A consolidação do cenário eleitoral de 2022 revela um eleitorado cada vez mais “calcificado”, dividido entre lulismo e bolsonarismo. Essa divisão estabelece o tom para a eleição de 2026, embora surpresas possam surgir até outubro, quando o próximo presidente da República será eleito.

Felipe Nunes, fundador e diretor de um dos principais institutos de pesquisa do Brasil, analisou essa situação em um podcast. Ele destaca que a série de empates nas pesquisas entre Luiz Inácio Lula da Silva e Flávio Bolsonaro reflete um padrão estrutural do comportamento eleitoral brasileiro, mas não descarta reviravoltas até a data da eleição.

De acordo com Nunes, tanto o atual presidente quanto o grupo associado ao ex-presidente Jair Bolsonaro partem de um ponto semelhante, com cerca de um terço do eleitorado cada um. Essa “calcificação” do eleitorado sugere uma previsibilidade inicial, mas não garante estabilidade ao longo da campanha.

Históricos de eleições anteriores demonstram que surpresas são comuns. Nunes lembra que, em 2002, Roseana Sarney estava tecnicamente empatada com Lula na pré-campanha, mas não se tornou candidata. Em 2014, a morte de Eduardo Campos durante a campanha alterou drasticamente o cenário eleitoral, mostrando como eventos inesperados podem mudar a dinâmica da disputa.
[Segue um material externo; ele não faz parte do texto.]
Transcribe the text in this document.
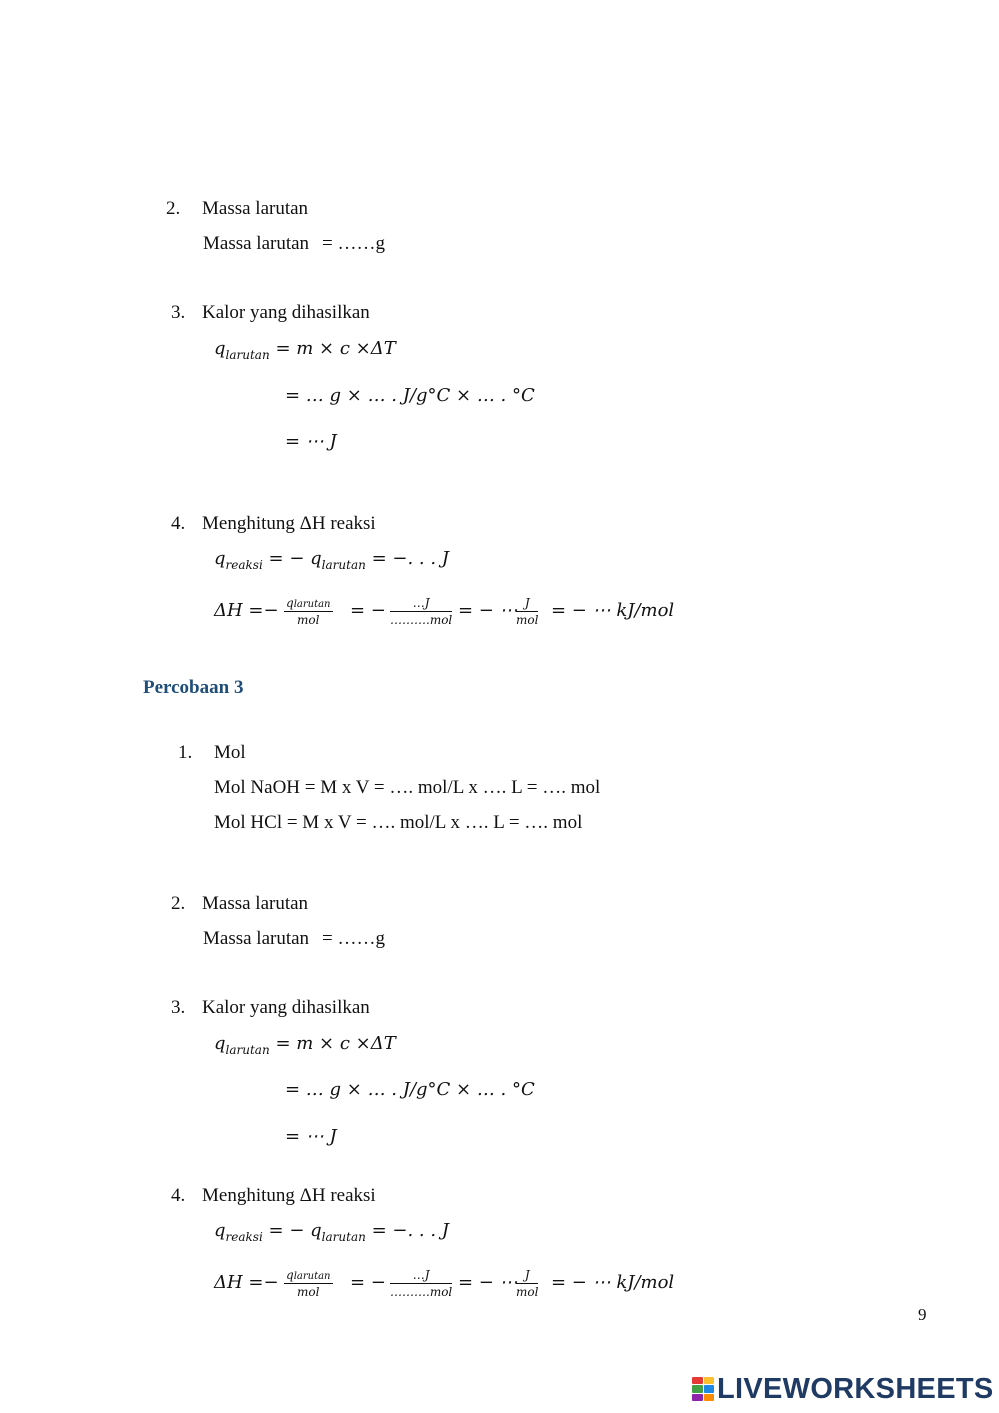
2. Massa larutan
Massa larutan = ……g
3. Kalor yang dihasilkan
$q_{larutan} = m \times c \times\Delta T$
= … g × … . J/g°C × … . °C
= ⋯ J
4. Menghitung ΔH reaksi
$q_{reaksi}$ = − $q_{larutan}$ = −. . . J
ΔH =− qlarutan
mol	= −	…J
……….mol = − ⋯ J
mol = − ⋯ kJ/mol
Percobaan 3
1. Mol
Mol NaOH = M x V = …. mol/L x …. L = …. mol
Mol HCl = M x V = …. mol/L x …. L = …. mol
2. Massa larutan
Massa larutan = ……g
3. Kalor yang dihasilkan
$q_{larutan} = m \times c \times\Delta T$
= … g × … . J/g°C × … . °C
= ⋯ J
4. Menghitung ΔH reaksi
$q_{reaksi}$ = − $q_{larutan}$ = −. . . J
ΔH =− qlarutan
mol	= −	…J
……….mol = − ⋯ J
mol = − ⋯ kJ/mol
9
LIVEWORKSHEETS
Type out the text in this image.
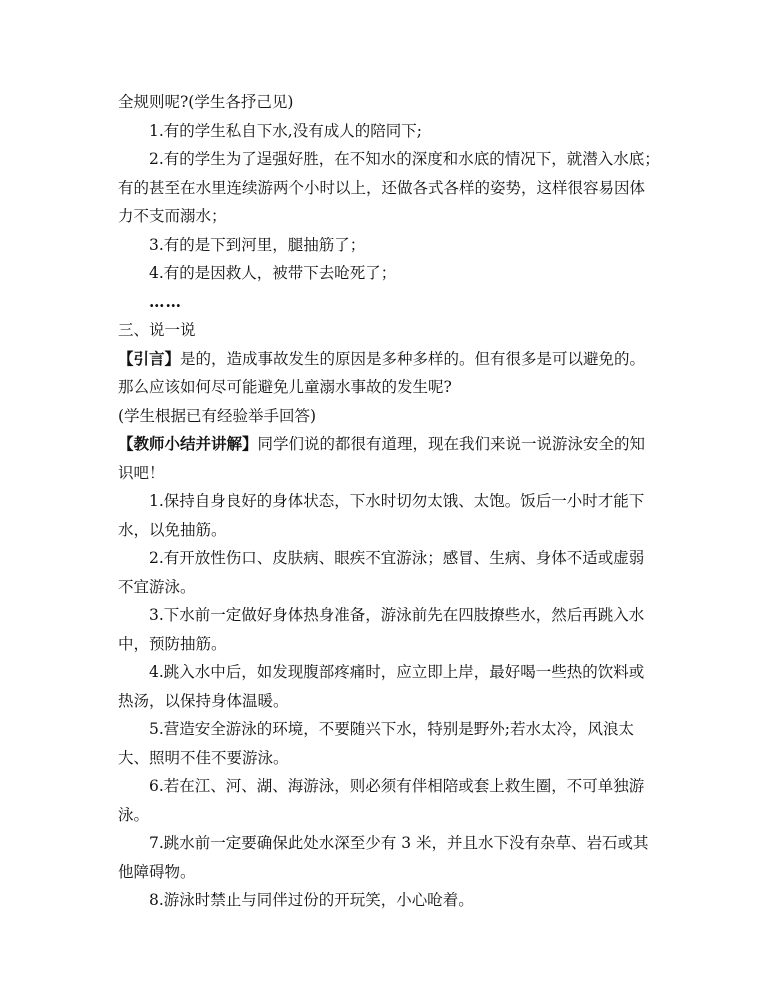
全规则呢?(学生各抒己见)

1.有的学生私自下水,没有成人的陪同下;

2.有的学生为了逞强好胜，在不知水的深度和水底的情况下，就潜入水底；

有的甚至在水里连续游两个小时以上，还做各式各样的姿势，这样很容易因体

力不支而溺水；

3.有的是下到河里，腿抽筋了；

4.有的是因救人，被带下去呛死了；

……

三、说一说

【引言】是的，造成事故发生的原因是多种多样的。但有很多是可以避免的。

那么应该如何尽可能避免儿童溺水事故的发生呢?

(学生根据已有经验举手回答)

【教师小结并讲解】同学们说的都很有道理，现在我们来说一说游泳安全的知

识吧！

1.保持自身良好的身体状态，下水时切勿太饿、太饱。饭后一小时才能下

水，以免抽筋。

2.有开放性伤口、皮肤病、眼疾不宜游泳；感冒、生病、身体不适或虚弱

不宜游泳。

3.下水前一定做好身体热身准备，游泳前先在四肢撩些水，然后再跳入水

中，预防抽筋。

4.跳入水中后，如发现腹部疼痛时，应立即上岸，最好喝一些热的饮料或

热汤，以保持身体温暖。

5.营造安全游泳的环境，不要随兴下水，特别是野外;若水太冷，风浪太

大、照明不佳不要游泳。

6.若在江、河、湖、海游泳，则必须有伴相陪或套上救生圈，不可单独游

泳。

7.跳水前一定要确保此处水深至少有 3 米，并且水下没有杂草、岩石或其

他障碍物。

8.游泳时禁止与同伴过份的开玩笑，小心呛着。
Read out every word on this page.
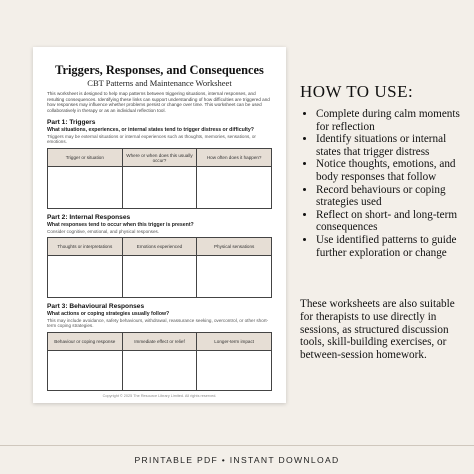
Triggers, Responses, and Consequences
CBT Patterns and Maintenance Worksheet

This worksheet is designed to help map patterns between triggering situations, internal responses, and resulting consequences. Identifying these links can support understanding of how difficulties are triggered and how responses may influence whether problems persist or change over time. This worksheet can be used collaboratively in therapy or as an individual reflection tool.

Part 1: Triggers

What situations, experiences, or internal states tend to trigger distress or difficulty?

Triggers may be external situations or internal experiences such as thoughts, memories, sensations, or emotions.

Trigger or situation	Where or when does this usually occur?	How often does it happen?

Part 2: Internal Responses

What responses tend to occur when this trigger is present?

Consider cognitive, emotional, and physical responses.

Thoughts or interpretations	Emotions experienced	Physical sensations

Part 3: Behavioural Responses

What actions or coping strategies usually follow?

This may include avoidance, safety behaviours, withdrawal, reassurance seeking, overcontrol, or other short-term coping strategies.

Behaviour or coping response	Immediate effect or relief	Longer-term impact

Copyright © 2025 The Resource Library Limited. All rights reserved.
HOW TO USE:
• Complete during calm moments for reflection
• Identify situations or internal states that trigger distress
• Notice thoughts, emotions, and body responses that follow
• Record behaviours or coping strategies used
• Reflect on short- and long-term consequences
• Use identified patterns to guide further exploration or change

These worksheets are also suitable for therapists to use directly in sessions, as structured discussion tools, skill-building exercises, or between-session homework.

PRINTABLE PDF • INSTANT DOWNLOAD
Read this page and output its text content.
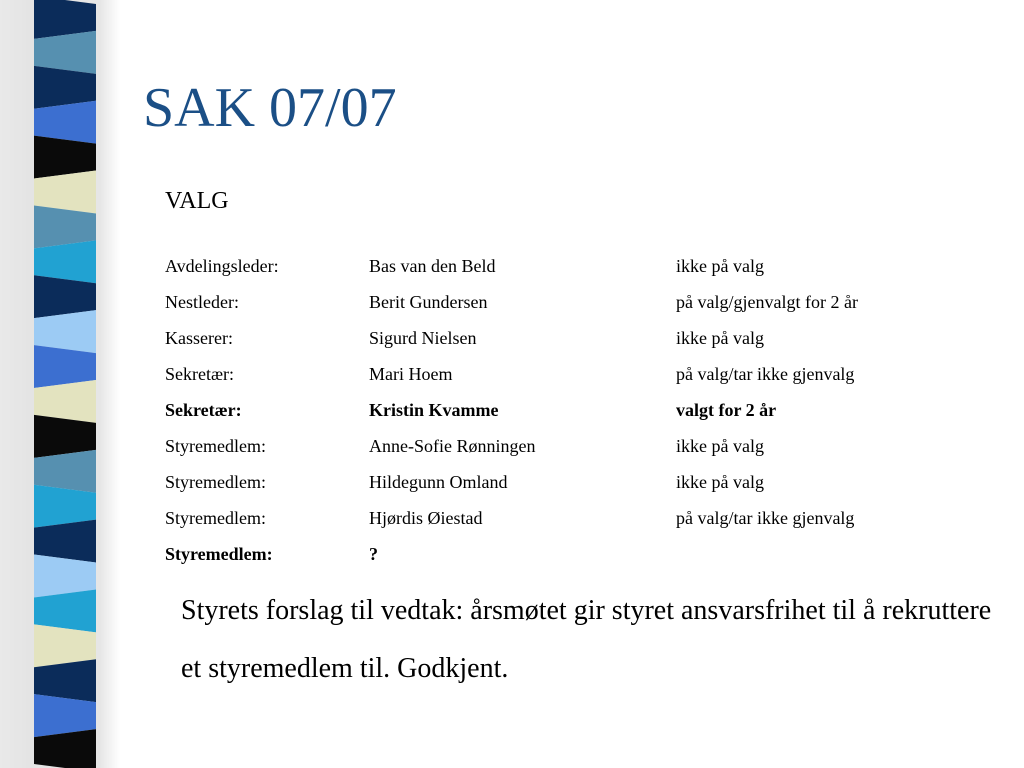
SAK 07/07
VALG
Avdelingsleder:	Bas van den Beld	ikke på valg
Nestleder:	Berit Gundersen	på valg/gjenvalgt for 2 år
Kasserer:	Sigurd Nielsen	ikke på valg
Sekretær:	Mari Hoem	på valg/tar ikke gjenvalg
Sekretær:	Kristin Kvamme	valgt for 2 år
Styremedlem:	Anne-Sofie Rønningen	ikke på valg
Styremedlem:	Hildegunn Omland	ikke på valg
Styremedlem:	Hjørdis Øiestad	på valg/tar ikke gjenvalg
Styremedlem:	?
Styrets forslag til vedtak: årsmøtet gir styret ansvarsfrihet til å rekruttere et styremedlem til. Godkjent.
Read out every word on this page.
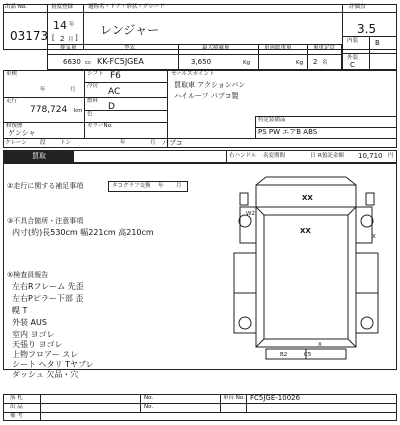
出品 No.
03173
初度登録
14 年
[ 2 月 ]
通称名・ドア・形状・グレード
レンジャー
評価点
3.5
排気量
6630 cc
型式
KK-FC5JGEA
最大積載量
3,650	Kg
車両総重量
Kg
乗車定員
2 名
内装 B
外装
C
車検
年	月
走行
778,724 km
修復歴
ゲンシャ
シフト F6
冷房
AC
燃料
D
色
カラーNo.
クレーン 段	トン	年	月 パブコ
セールスポイント
買取車 アクションバン
ハイルーフ パブコ製
特定装備品
PS PW エアB ABS
買取	右ハンドル 名変期間	日 R預託金額 10,710 円
②走行に関する補足事項	タコグラフ交換 年 月
③不具合箇所・注意事項
内寸(約)長530cm 幅221cm 高210cm
⑤検査員報告
左右Rフレーム 先歪
左右Pピラー下部 歪
幌 T
外装 AUS
室内 ヨゴレ
天張り ヨゴレ
上物フロアー スレ
シート ヘタリ Tヤブレ
ダッシュ 欠品・穴
XX
W2
X
XX
B2	C5
X
落 札	No.
出 品	No.
車台 No. FC5JGE-10026
備 考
O cientista político também cita o exemplo de Jair Bolsonaro em 2018, cuja candidatura ganhou força após um atentado que lhe conferiu visibilidade na mídia. Nunes acredita que a “facada” foi decisiva para sua eleição, ressaltando a instabilidade e a imprevisibilidade que caracterizam as eleições brasileiras.

Embora a polarização eleitoral permaneça, há sinais de desgaste. Pesquisas indicam um cansaço da população com essa divisão, sugerindo que o eleitorado pode estar buscando alternativas à polarização. Nunes observa que, embora o eleitorado esteja dividido, a insatisfação com a situação atual pode abrir espaço para novos candidatos.

Além disso, Nunes aponta uma inclinação à direita no Brasil, impulsionada por mudanças demográficas e sociais. O crescimento da população evangélica e a fragmentação da mídia têm contribuído para esse movimento. Ele destaca que Lula, ao adotar posturas mais moderadas, ampliou suas alianças e aumentou suas chances eleitorais.

Com cerca de 30% do eleitorado se declarando independente ou indeciso, essa fatia se torna crucial na escolha do próximo presidente. Candidatos ligados ao bolsonarismo precisam suavizar a imagem de radicalismo, enquanto Lula deve apresentar uma agenda que responda à insatisfação popular.

Nunes também observa uma mudança no eixo de poder político, com o Congresso Nacional ganhando protagonismo em relação à Presidência. Essa nova dinâmica pode impactar a forma como os eleitores percebem e se envolvem nas eleições.

No campo econômico, existe um descompasso entre os indicadores oficiais e a percepção popular. Apesar de dados que apontam melhora na economia, a população continua a avaliar negativamente a situação, devido ao aumento do custo de vida e ao endividamento.

Por fim, Nunes ressalta que as pesquisas eleitorais tendem a refletir o cenário mais do que influenciá-lo. Em um ambiente polarizado, eleitores tendem a aceitar resultados que confirmam suas crenças, dificultando a aceitação de novas informações.

Diante desse panorama, a eleição de 2026 promete ser intensa e repleta de incertezas, com o risco de que o debate permaneça centrado em confrontos entre grupos, sem avanços em propostas concretas para o país.